Des inégalités de revenu accablantes

"L'augmentation des inégalités n'est pas récente. Elle remonte aux années 1980", commence Martine Durand, directrice des statistiques de l'OCDE (Organisation de coopération et de développement économiques). Selon elle, 10% des individus les plus riches monopolisent 25% du revenu total des pays de l'OCDE tandis que 10% des moins favorisés touchent 3% de ce même revenu. Aux Etats-Unis, le constat est pire encore. Un dixième de la population confisque 30% du revenu total tandis que les 10% les plus pauvres se partagent 1,5% du revenu du pays. "Ces inégalités ont augmenté avec la mondialisation et de la robotisation. Ces deux phénomènes ont provoqué une baisse des revenus des personnes les moins qualifiées", explique Philippe Aghion, professeur au Collège de France. Et l'écart de revenus ne devrait pas s'améliorer dans les années à venir. "50% de tous les jobs aux Etats-Unis sont susceptibles d'être automatisés''", complète Martine Durand.

Le patrimoine divise

"10% de la population des pays de l'OCDE s'accaparent 50% du patrimoine total", constate Martine Durand. En France, selon une enquête de l'Insee publiée lundi dernier, les inégalités globales de patrimoine ont légèrement diminué entre 2010 et 2015. Malgré tout, la moitié des ménages concentrent 92 % des avoirs patrimoniaux des foyers.

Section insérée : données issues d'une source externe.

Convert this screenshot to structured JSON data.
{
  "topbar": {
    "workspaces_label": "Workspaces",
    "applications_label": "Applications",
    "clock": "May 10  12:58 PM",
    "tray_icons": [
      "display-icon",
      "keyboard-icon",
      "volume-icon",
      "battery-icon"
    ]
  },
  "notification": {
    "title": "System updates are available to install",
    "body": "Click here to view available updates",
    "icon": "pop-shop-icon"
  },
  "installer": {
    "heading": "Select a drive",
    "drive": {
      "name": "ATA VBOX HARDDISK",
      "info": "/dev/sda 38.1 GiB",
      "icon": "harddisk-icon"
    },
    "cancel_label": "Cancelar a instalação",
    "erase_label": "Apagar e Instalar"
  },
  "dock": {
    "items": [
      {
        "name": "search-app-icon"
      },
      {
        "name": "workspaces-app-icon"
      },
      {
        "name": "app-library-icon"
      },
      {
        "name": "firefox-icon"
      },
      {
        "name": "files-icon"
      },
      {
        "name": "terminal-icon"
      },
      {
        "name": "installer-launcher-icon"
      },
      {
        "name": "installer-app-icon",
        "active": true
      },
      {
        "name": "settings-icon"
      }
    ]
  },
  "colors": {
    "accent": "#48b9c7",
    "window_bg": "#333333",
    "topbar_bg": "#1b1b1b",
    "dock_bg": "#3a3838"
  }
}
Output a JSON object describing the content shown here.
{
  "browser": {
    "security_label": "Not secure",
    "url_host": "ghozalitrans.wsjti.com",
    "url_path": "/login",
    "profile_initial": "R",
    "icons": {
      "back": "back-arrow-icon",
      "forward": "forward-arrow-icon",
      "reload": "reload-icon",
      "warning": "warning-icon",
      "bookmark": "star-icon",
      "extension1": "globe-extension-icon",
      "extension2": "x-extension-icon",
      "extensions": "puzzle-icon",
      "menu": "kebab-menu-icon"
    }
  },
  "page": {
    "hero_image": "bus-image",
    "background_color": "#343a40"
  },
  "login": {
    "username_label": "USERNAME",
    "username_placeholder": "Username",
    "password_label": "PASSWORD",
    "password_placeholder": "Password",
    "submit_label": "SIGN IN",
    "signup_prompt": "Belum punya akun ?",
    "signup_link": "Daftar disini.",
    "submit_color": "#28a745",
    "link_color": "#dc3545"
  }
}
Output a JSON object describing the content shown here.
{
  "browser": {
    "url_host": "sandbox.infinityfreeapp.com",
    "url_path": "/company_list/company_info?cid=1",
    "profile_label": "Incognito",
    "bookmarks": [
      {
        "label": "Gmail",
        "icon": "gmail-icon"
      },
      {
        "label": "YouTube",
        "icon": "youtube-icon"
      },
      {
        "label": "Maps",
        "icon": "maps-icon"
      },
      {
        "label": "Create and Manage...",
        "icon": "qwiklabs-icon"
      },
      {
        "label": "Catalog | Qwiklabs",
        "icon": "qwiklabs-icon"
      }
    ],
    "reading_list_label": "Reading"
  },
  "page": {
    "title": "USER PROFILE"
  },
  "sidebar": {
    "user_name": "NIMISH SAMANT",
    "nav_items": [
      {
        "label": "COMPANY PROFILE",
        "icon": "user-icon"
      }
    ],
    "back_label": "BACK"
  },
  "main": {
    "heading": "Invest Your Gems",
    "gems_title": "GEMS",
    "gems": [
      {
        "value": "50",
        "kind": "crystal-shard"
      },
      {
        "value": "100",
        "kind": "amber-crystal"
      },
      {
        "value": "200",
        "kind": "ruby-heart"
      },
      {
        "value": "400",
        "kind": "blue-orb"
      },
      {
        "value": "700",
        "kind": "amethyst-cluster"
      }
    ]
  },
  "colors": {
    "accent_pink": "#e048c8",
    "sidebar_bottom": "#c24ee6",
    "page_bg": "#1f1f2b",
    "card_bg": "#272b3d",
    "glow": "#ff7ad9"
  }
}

Les inégalités d'accès au cœur du débat

En France comme ailleurs, l'école ou la santé sont des domaines propices aux inégalités. "50% des Américains déclarent avoir des problèmes de santé", déclare la statisticienne de l'OCDE. "L'écart entre l'espérance de vie d'un diplômé de l'enseignement supérieur et celle d'une personne sans grande qualification est en moyenne de huit ans", poursuit-elle.

La perception des inégalités, plus forte encore que les inégalités elles-mêmes

L'OCDE a mis à disposition de tous un outil, "compare your income", permettant de comparer le montant de leur revenu aux autres membres de la société. "On demande aux gens d'évaluer eux-mêmes la position de leur revenu par rapport au reste de la population", explique Martine Durand. "Résultat: tout le monde se sent pauvre, personne n'est riche", conclut-elle.